'American Masters: Wyeth'
(DVD / PG-13 / 2018 / PBS)
Overview: 'Wyeth' tells the story of one of America's most popular, but least understood, artists. While his exhibitions routinely broke attendance records, art world critics continually assaulted his work.
DVD Verdict: For those not in the know, Andrew Newell Wyeth was a visual artist, primarily a realist painter, working predominantly in a regionalist style. He was one of the best-known U.S. artists of the middle 20th century.
In his art, Wyeth's favorite subjects were the land and people around him, both in his hometown of Chadds Ford, Pennsylvania, and at his summer home in Cushing, Maine.
Wyeth often noted: "I paint my life." One of the best-known images in 20th-century American art is his painting Christina's World, currently in the collection of the Museum of Modern Art in New York City. This tempera was painted in 1948, when Wyeth was 31 years old.
'American Masters: Wyeth' is a stunningly beautiful film that that uses footage inspired by Andrew Wyeth's artwork to tell his life's story.
Coming from a family of successful artists, including his commanding father, N.C. Wyeth, Andrew Wyeth was raised to be an artist. Unprecedented access to archival footage from the Wyeth family reveals his early immersion in a creative world.
Andrew Wyeth exhibitions consistently broke attendance records at the most prestigious art museums across the country. Detailing the stunning drawings and powerful portraits created in Pennsylvania and on the coast of Maine, 'Wyeth' shows the artist's mastery of the form and why his work appealed to audiences around the world.
Remarkably, the filmmaking team has access to many of the locations that provided continual inspiration to Andrew Wyeth during his lifetime. The PBS cameras visit these places - his studio and the Kuerner Farm in Chadds Ford, PA, the Olson House in Cushing, Maine (the location for his famous Christina's World) - and lovingly bring them to life.

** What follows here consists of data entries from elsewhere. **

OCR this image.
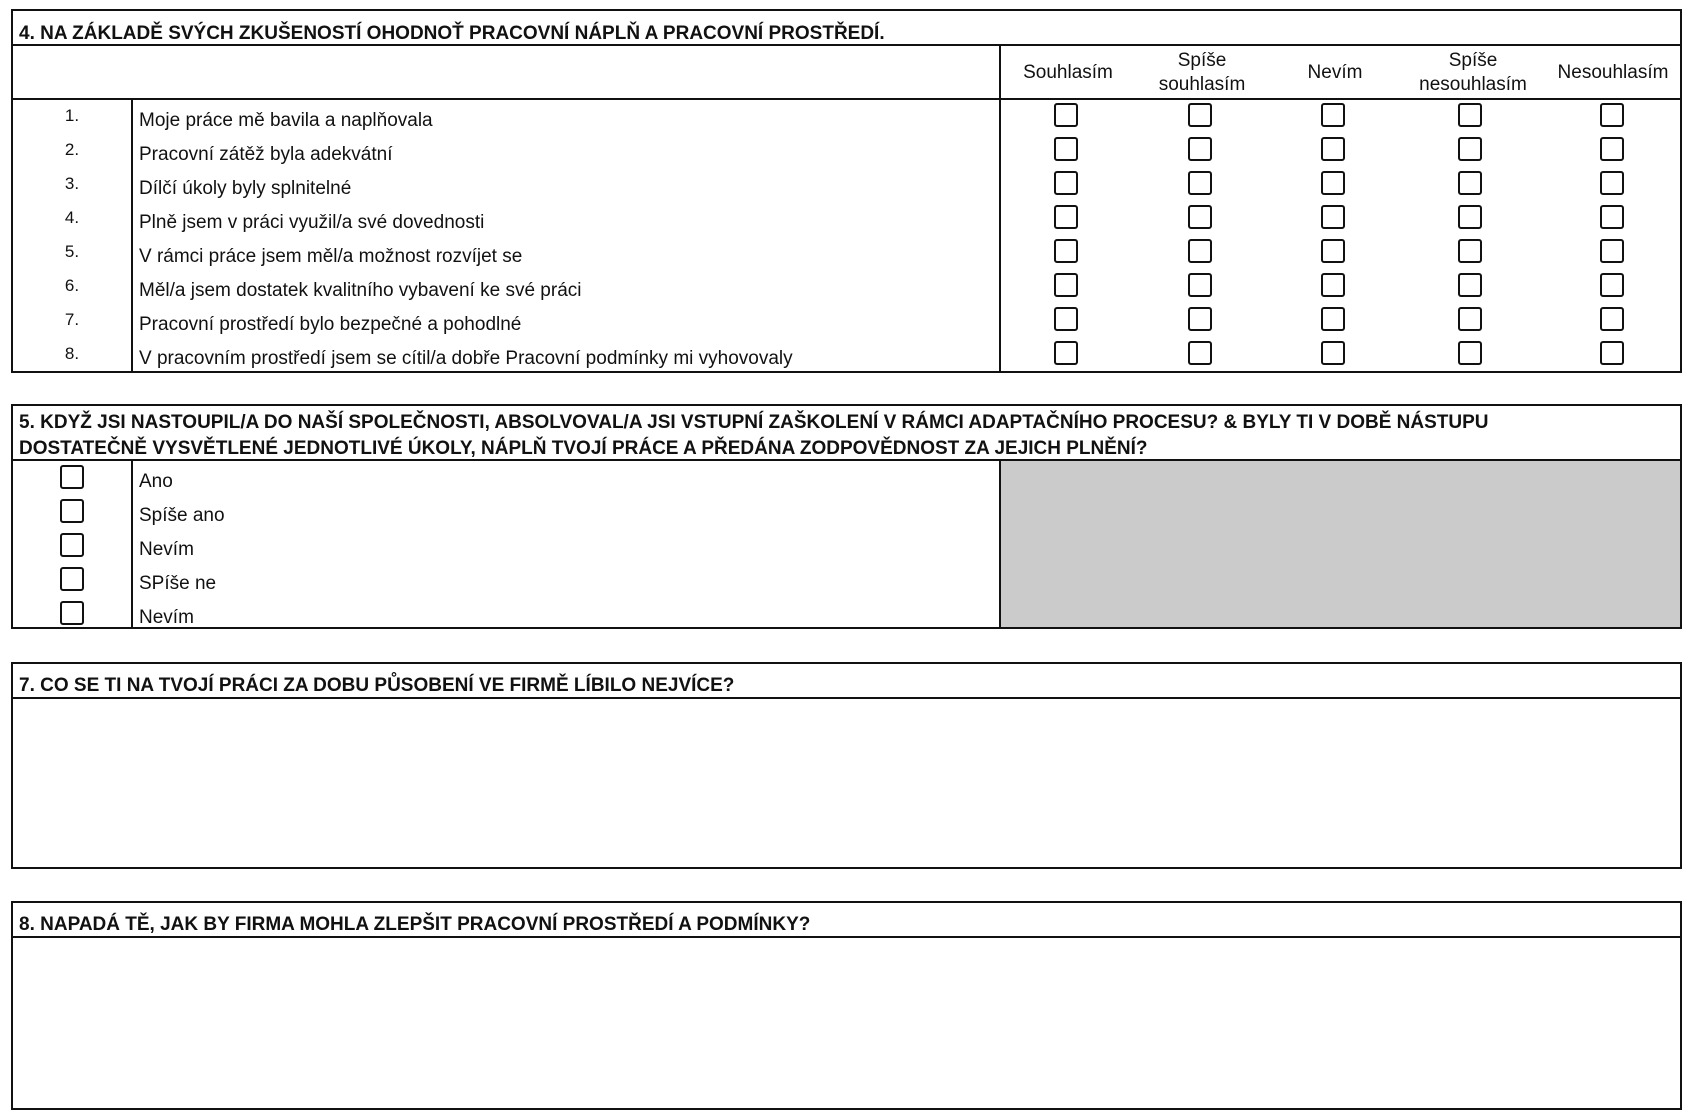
4. NA ZÁKLADĚ SVÝCH ZKUŠENOSTÍ OHODNOŤ PRACOVNÍ NÁPLŇ A PRACOVNÍ PROSTŘEDÍ.
Souhlasím
Spíše
souhlasím
Nevím
Spíše
nesouhlasím
Nesouhlasím
1.
2.
3.
4.
5.
6.
7.
8.
Moje práce mě bavila a naplňovala
Pracovní zátěž byla adekvátní
Dílčí úkoly byly splnitelné
Plně jsem v práci využil/a své dovednosti
V rámci práce jsem měl/a možnost rozvíjet se
Měl/a jsem dostatek kvalitního vybavení ke své práci
Pracovní prostředí bylo bezpečné a pohodlné
V pracovním prostředí jsem se cítil/a dobře Pracovní podmínky mi vyhovovaly
5. KDYŽ JSI NASTOUPIL/A DO NAŠÍ SPOLEČNOSTI, ABSOLVOVAL/A JSI VSTUPNÍ ZAŠKOLENÍ V RÁMCI ADAPTAČNÍHO PROCESU? & BYLY TI V DOBĚ NÁSTUPU
DOSTATEČNĚ VYSVĚTLENÉ JEDNOTLIVÉ ÚKOLY, NÁPLŇ TVOJÍ PRÁCE A PŘEDÁNA ZODPOVĚDNOST ZA JEJICH PLNĚNÍ?
Ano
Spíše ano
Nevím
SPíše ne
Nevím
7. CO SE TI NA TVOJÍ PRÁCI ZA DOBU PŮSOBENÍ VE FIRMĚ LÍBILO NEJVÍCE?
8. NAPADÁ TĚ, JAK BY FIRMA MOHLA ZLEPŠIT PRACOVNÍ PROSTŘEDÍ A PODMÍNKY?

He confidently continued to paint the people and places he knew, undeterred by the dramatic evolution of the art world. His sensational paintings of Helga Testorf landed cover stories in both Time and Newsweek. Interviews with family and friends - including Helga - demonstrate the effect on Andrew of living and working in the public eye.
Now, with the distance of time, art critics and historians are rediscovering and reinterpreting his work. Layers of complexity in the art are revealed and celebrated by some of the most preeminent scholars of American art.
Amidst these moving testimonies is the work. The stunning drawings, studies, paintings and powerful portraits that capture the "frozen motion" that Wyeth was seeking throughout his life.
Simply put, 'Wyeth' is an expose into one of the greatest artists of all time. Watching as PBS builds a life, layer by layer, much in the way Andrew Wyeth created his exquisite master paintings - meticulous study followed by layer upon layer of tempera - is as captivating now as it must have been to watch the master himself work. This is a Widescreen Presentation (1.78:1) enhanced for 16x9 TVs.